La question de l’immigration n’a pas quitté les débats dans lesquels se sont affrontés les cinq chefs de parti politiques lors de cette campagne électorale. Andrea Bravo, étudiante en administration des affaires et immigrée au Canada depuis 17 ans, a suivi les promesses de chacun et elle juge important de « s’attarder davantage sur la façon d’accueillir les immigrants ». 

Ce mercredi, François Legault s’est rendu à la Chambre de commerce du Montréal Métropolitain et a déclaré : « Tant qu’on n’aura pas stoppé le déclin du français, je pense que pour la nation québécoise qui veut protéger le français, ça serait un peu suicidaire d’aller augmenter les seuils d’immigration ». Certains de ses adversaires n’ont pas hésité à réprimander les termes que le chef de la CAQ a employés.

Depuis le début des élections provinciales 2022, des sujets qui reviennent souvent sur la table et qui divisent sont l’immigration et la francisation du Québec.
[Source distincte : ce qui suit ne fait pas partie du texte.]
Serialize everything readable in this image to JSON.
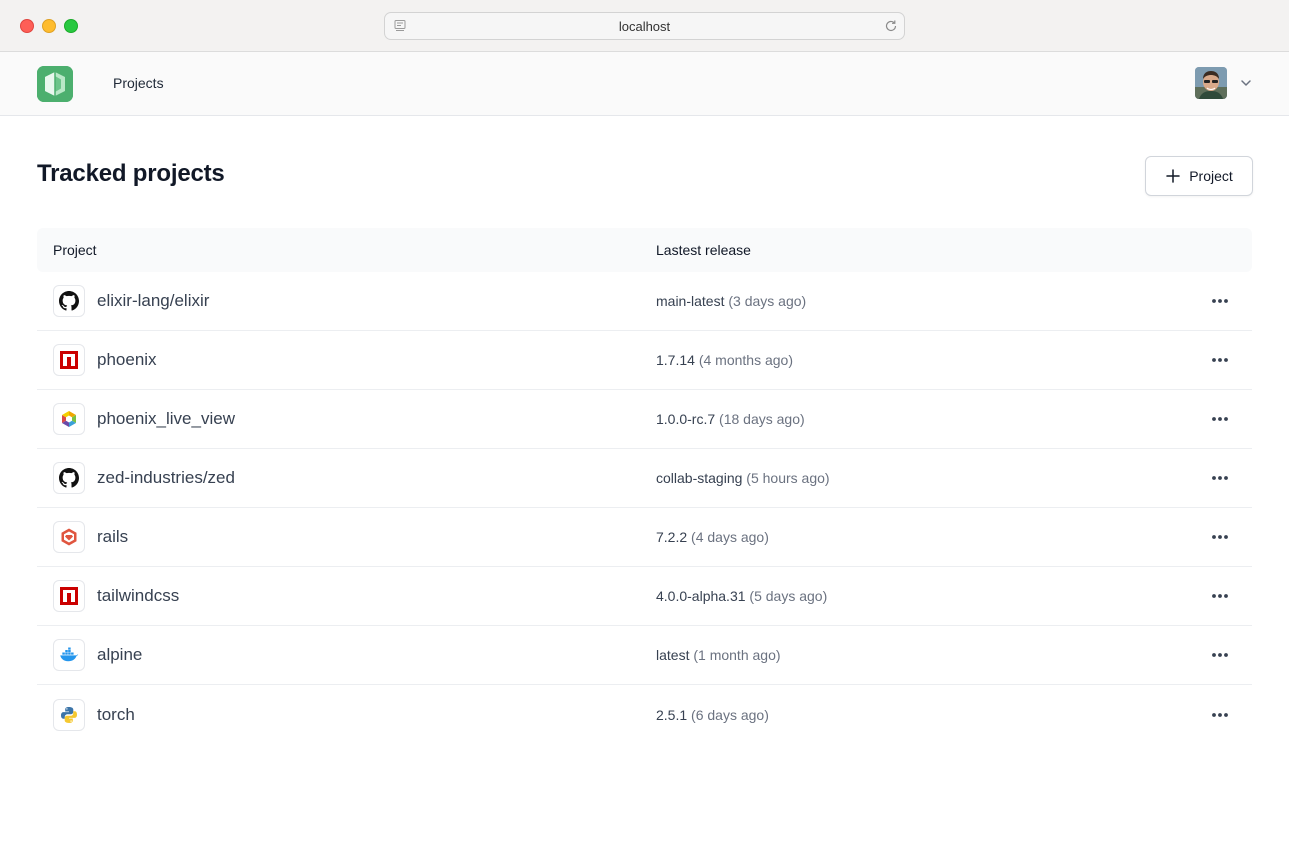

Certains partis comme celui de Paul Saint-Pierre Plamondon, chef du Parti Québécois misent sur une diminution du seuil d’immigration en la réduisant à trente-cinq mille par an. D’autres partis, tels que le Parti Libéral Québécois ou Québec Solidaire, eux, cherchent à pousser le seuil d’immigration en proposant d’accueillir entre soixante et quatre-vingt mille étrangers par an. Les partis parlent de chiffres, débattent au sujet de la loi 96, entrée en vigueur le 1er juin 2022, mais ont-ils les moyens et la capacité de prendre en charge le bon accueil des immigrants ?

En 2005, Andrea Bravo a migré du Mexique, son pays d’origine, pour venir vivre au Canada. Elle découvre le côté anglophone du Canada en étant domiciliée à Toronto et en 2012, elle déménage à Gatineau, ville frontalière d’Ottawa. Lors de son apprentissage de la langue française à l’école secondaire, elle ne s’est pas toujours sentie soutenue par ses enseignants. « Lors de ma première année, j’ai travaillé dur pour apprendre la langue. Cependant, en fin d’année, deux professeurs m’ont pris de côté et m’ont suggéré qu’il serait mieux que, malgré mes efforts, je lâche tout et que je recommence mon année. J’avais trouvé ce commentaire très décourageant et décevant. » précise l’étudiante à l’Université Laval. L’apprentissage du français est une valeur plébiscitée au Québec. Hormis le Parti Conservateur d’Éric Duhaime et une position bancale de Dominique Anglade, cheffe de parti du PLQ, les partis souhaitent franciser les régions. C’est pourquoi, la loi 96, exigeant les entreprises à offrir des services en français, a vu le jour. Andrea juge que ce nouveau règlement isole le Québec du reste du monde non-francophone, alors que la province subit une pénurie de main d’œuvres monstre depuis plusieurs mois. « Ma mère a quitté Gatineau pour travailler dans l’Ontario, là où elle peut parler anglais, mais si elle était à la recherche d’un emploi présentement au Québec, sa compréhension du français ne lui suffirait pas. Avec la loi 96, si quelqu’un a les compétences pour exercer le métier, mais qu’il ne parle pas la langue, l’employeur ne pourra pas l’embaucher. » déplore la jeune Mexicaine.

Dans le contexte mondial des guerres civiles qui touchent une multitude de pays d’Asie, ou encore, la crise migratoire que connaissent les européens depuis le début de l’année 2022, l’immigration est devenue un enjeu mondial. Le territoire de Québec est vaste et présente, selon Statistique Canada, une densité de population d’environ 5 personnes par km2. Mais la langue peut être un frein au développement de ce large territoire. Lundi 3 octobre, la soirée électorale déterminera si plus ou moins de familles, comme celle d’Andrea Bravo, auront la possibilité de vivre, travailler et s’immerger dans la culture du Grand Nord.